La conoscenza era la bussola di Margherita Hack. Per questo si scagliava contro ciarlatani di ogni forma di superstizione: “Astrologia in testa, o ufo. L’unico influsso che esiste per gli scienziati da parte dei pianeti e’ quello gravitazionale” ribadisce Matteucci, che prova a immaginare le parole di fuoco che la professoressa Hack oggi avrebbe riservato ai sostenitori delle scie chimiche o ai terrapiattisti.

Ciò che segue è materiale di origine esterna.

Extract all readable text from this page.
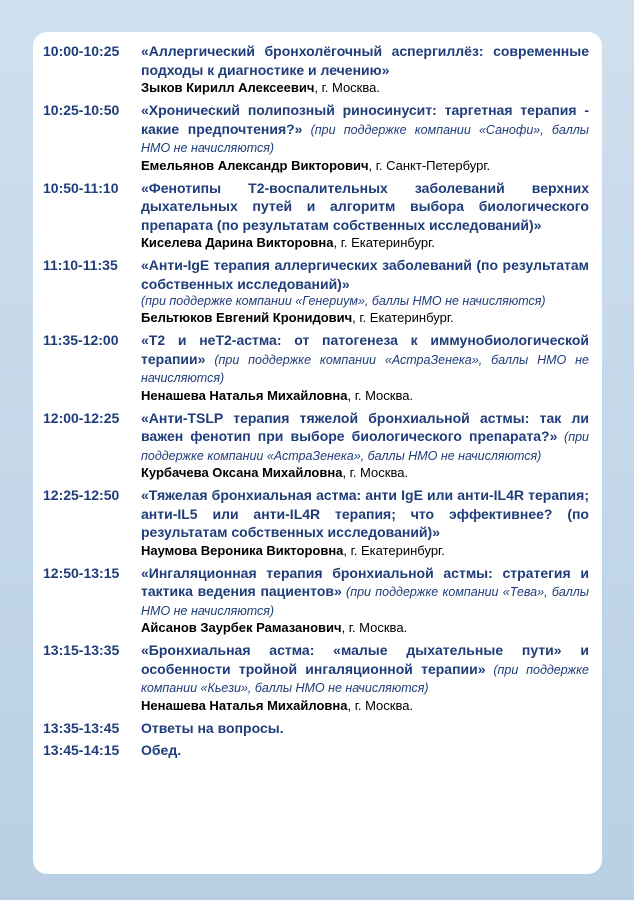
10:00-10:25	«Аллергический бронхолёгочный аспергиллёз: современные подходы к диагностике и лечению»
Зыков Кирилл Алексеевич, г. Москва.
10:25-10:50	«Хронический полипозный риносинусит: таргетная терапия - какие предпочтения?» (при поддержке компании «Санофи», баллы НМО не начисляются)
Емельянов Александр Викторович, г. Санкт-Петербург.
10:50-11:10	«Фенотипы Т2-воспалительных заболеваний верхних дыхательных путей и алгоритм выбора биологического препарата (по результатам собственных исследований)»
Киселева Дарина Викторовна, г. Екатеринбург.
11:10-11:35	«Анти-IgE терапия аллергических заболеваний (по результатам собственных исследований)»
(при поддержке компании «Генериум», баллы НМО не начисляются)
Бельтюков Евгений Кронидович, г. Екатеринбург.
11:35-12:00	«Т2 и неТ2-астма: от патогенеза к иммунобиологической терапии» (при поддержке компании «АстраЗенека», баллы НМО не начисляются)
Ненашева Наталья Михайловна, г. Москва.
12:00-12:25	«Анти-TSLP терапия тяжелой бронхиальной астмы: так ли важен фенотип при выборе биологического препарата?» (при поддержке компании «АстраЗенека», баллы НМО не начисляются)
Курбачева Оксана Михайловна, г. Москва.
12:25-12:50	«Тяжелая бронхиальная астма: анти IgE или анти-IL4R терапия; анти-IL5 или анти-IL4R терапия; что эффективнее? (по результатам собственных исследований)»
Наумова Вероника Викторовна, г. Екатеринбург.
12:50-13:15	«Ингаляционная терапия бронхиальной астмы: стратегия и тактика ведения пациентов» (при поддержке компании «Тева», баллы НМО не начисляются)
Айсанов Заурбек Рамазанович, г. Москва.
13:15-13:35	«Бронхиальная астма: «малые дыхательные пути» и особенности тройной ингаляционной терапии» (при поддержке компании «Кьези», баллы НМО не начисляются)
Ненашева Наталья Михайловна, г. Москва.
13:35-13:45	Ответы на вопросы.
13:45-14:15	Обед.
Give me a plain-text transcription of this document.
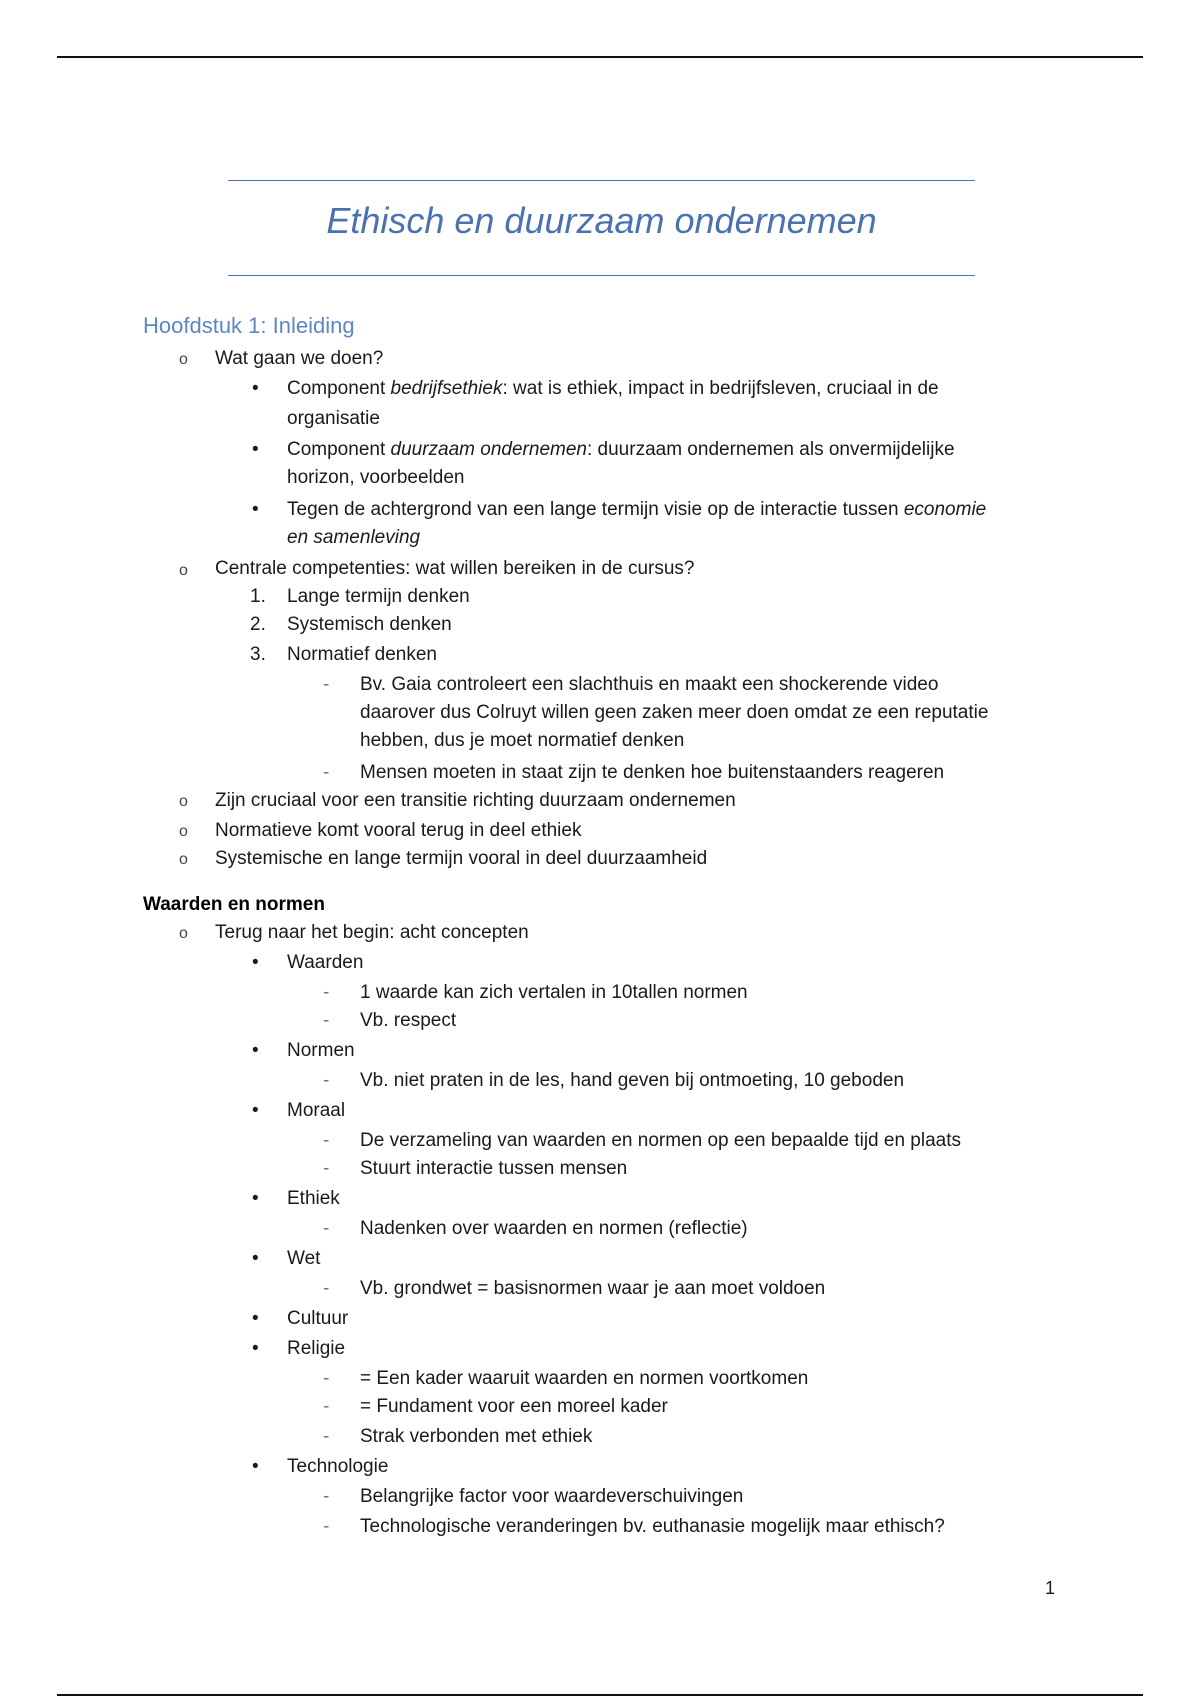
Ethisch en duurzaam ondernemen
Hoofdstuk 1: Inleiding
o Wat gaan we doen?
• Component bedrijfsethiek: wat is ethiek, impact in bedrijfsleven, cruciaal in de
organisatie
• Component duurzaam ondernemen: duurzaam ondernemen als onvermijdelijke
horizon, voorbeelden
• Tegen de achtergrond van een lange termijn visie op de interactie tussen economie
en samenleving
o Centrale competenties: wat willen bereiken in de cursus?
1. Lange termijn denken
2. Systemisch denken
3. Normatief denken
- Bv. Gaia controleert een slachthuis en maakt een shockerende video
daarover dus Colruyt willen geen zaken meer doen omdat ze een reputatie
hebben, dus je moet normatief denken
- Mensen moeten in staat zijn te denken hoe buitenstaanders reageren
o Zijn cruciaal voor een transitie richting duurzaam ondernemen
o Normatieve komt vooral terug in deel ethiek
o Systemische en lange termijn vooral in deel duurzaamheid
Waarden en normen
o Terug naar het begin: acht concepten
• Waarden
- 1 waarde kan zich vertalen in 10tallen normen
- Vb. respect
• Normen
- Vb. niet praten in de les, hand geven bij ontmoeting, 10 geboden
• Moraal
- De verzameling van waarden en normen op een bepaalde tijd en plaats
- Stuurt interactie tussen mensen
• Ethiek
- Nadenken over waarden en normen (reflectie)
• Wet
- Vb. grondwet = basisnormen waar je aan moet voldoen
• Cultuur
• Religie
- = Een kader waaruit waarden en normen voortkomen
- = Fundament voor een moreel kader
- Strak verbonden met ethiek
• Technologie
- Belangrijke factor voor waardeverschuivingen
- Technologische veranderingen bv. euthanasie mogelijk maar ethisch?
1
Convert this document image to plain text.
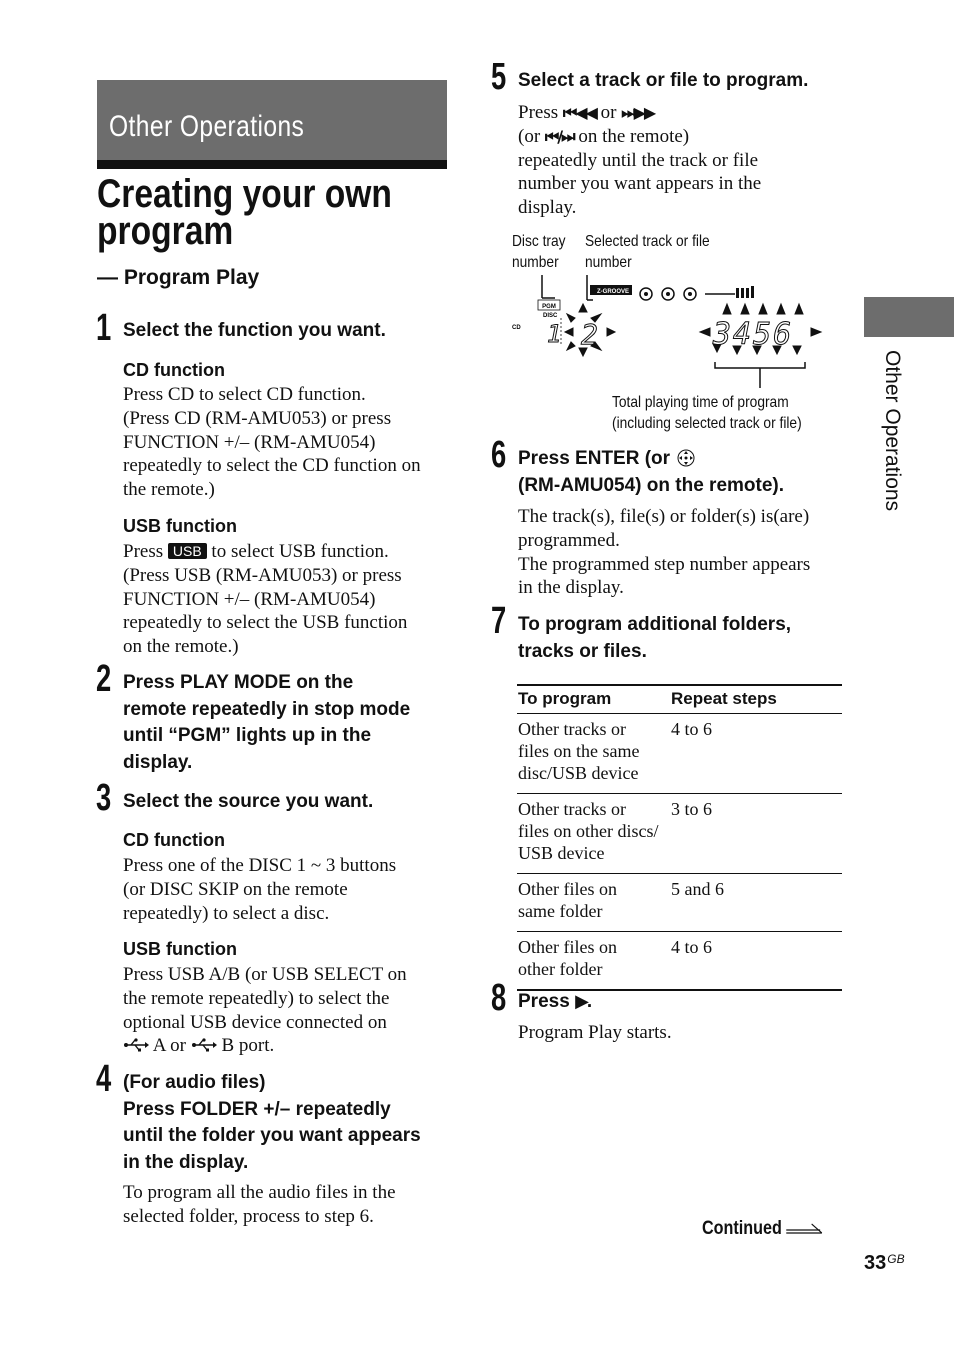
Other Operations
Other Operations
Creating your own
program
— Program Play
1 Select the function you want.
CD function
Press CD to select CD function.
(Press CD (RM-AMU053) or press
FUNCTION +/– (RM-AMU054)
repeatedly to select the CD function on
the remote.)
USB function
Press USB to select USB function.
(Press USB (RM-AMU053) or press
FUNCTION +/– (RM-AMU054)
repeatedly to select the USB function
on the remote.)
2 Press PLAY MODE on the
remote repeatedly in stop mode
until “PGM” lights up in the
display.
3 Select the source you want.
CD function
Press one of the DISC 1 ~ 3 buttons
(or DISC SKIP on the remote
repeatedly) to select a disc.
USB function
Press USB A/B (or USB SELECT on
the remote repeatedly) to select the
optional USB device connected on
A or B port.
4 (For audio files)
Press FOLDER +/– repeatedly
until the folder you want appears
in the display.
To program all the audio files in the
selected folder, process to step 6.
5 Select a track or file to program.
Press ⏮◀◀ or ⏭▶▶
(or ⏮/⏭ on the remote)
repeatedly until the track or file
number you want appears in the
display.
Disc tray
number
Selected track or file
number
PGM
DISC
CD
Z-GROOVE
1 2	3456
Total playing time of program
(including selected track or file)
6 Press ENTER (or
(RM-AMU054) on the remote).
The track(s), file(s) or folder(s) is(are)
programmed.
The programmed step number appears
in the display.
7 To program additional folders,
tracks or files.
To program	Repeat steps

Other tracks or
files on the same
disc/USB device	4 to 6

Other tracks or
files on other discs/
USB device	3 to 6

Other files on
same folder	5 and 6

Other files on
other folder	4 to 6
8 Press ▶.
Program Play starts.
Continued
$33^{GB}$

Si definiva “atea razionalista e fino alla sua morte e’ stata iscritta all’Associazione Luca Coscioni”.


E’ la Margherita Hack della politica e dei diritti, dell’autodeterminazione, della liberta’ di ricerca. La stessa che studiava le stelle e che riteneva che “la conoscenza scientifica e la cultura fossero la condizione necessaria per cambiare il mondo”. Sono le parole di Giulia Simi, del Consiglio generale dell’Associazione Luca Coscioni, che alla Dire ripercorre l’impegno della Hack per i diritti in alcuni frangenti accesi della cronaca italiana, da quel giorno in cui la iscrisse personalmente all’associazione nel 2003.

Rispettava le religioni, era tollerante, ma fortemente anticlericale– racconta Simi- Ha appoggiato la campagna sull’eutanasia legale e sul testamento biologico, cosi’ come si schiero’ per il ‘Sì’ nel referendum per la fecondazione assistita del 2005. In una parola era per la liberta’ della ricerca scientifica al di fuori dei dogmi. Era una donna libera- ricorda- di sinistra”. Una liberta’ che la collocava fuori dagli schemi. “Firmo’ la petizione promossa dai radicali sull’abolizione del valore legale del titolo di studio perche’ si rendeva conto che l’universita’ italiana cosi’ come era non funzionava e non premiava merito ed eccellenze”. Anche per questo era una professoressa “sempre alla mano” sottolinea Francesca Matteucci. La descrive tra immagini e ricordi Giulia Simi, ricordando le frequenti visite di Margherita Hack a Siena, dagli amici Laura Toti Rigatelli e Roberto Magari.

“Si vedeva che tra lei e il marito c’era un rapporto molto bello. Sempre ironica, affatto chiusa, ricordava il ’68 come un momento di liberta’ e aveva fatto tutte le battaglie delle donne”. E poi la bellezza. Quella che non ti aspetti da un volto essenziale e senza fronzoli come quello di Margherita Hack. I suoi occhi erano “penetranti. Il suo modo di guardare e gesticolare carismatico, appassionante”. Non aveva figli, diceva che lei e il marito non avevano mai avuto senso materno o paterno. Un amore forte fin da bambina era stato invece quello per gli animali. “Era vegetariana e amava cani e gatti. Si considerava una donna fortunata”, ricorda l’amica Giulia dell’Associazione Coscioni. “Occhi luminosissimi e un sorriso spontaneo erano le cose belle che portava sempre con se'”.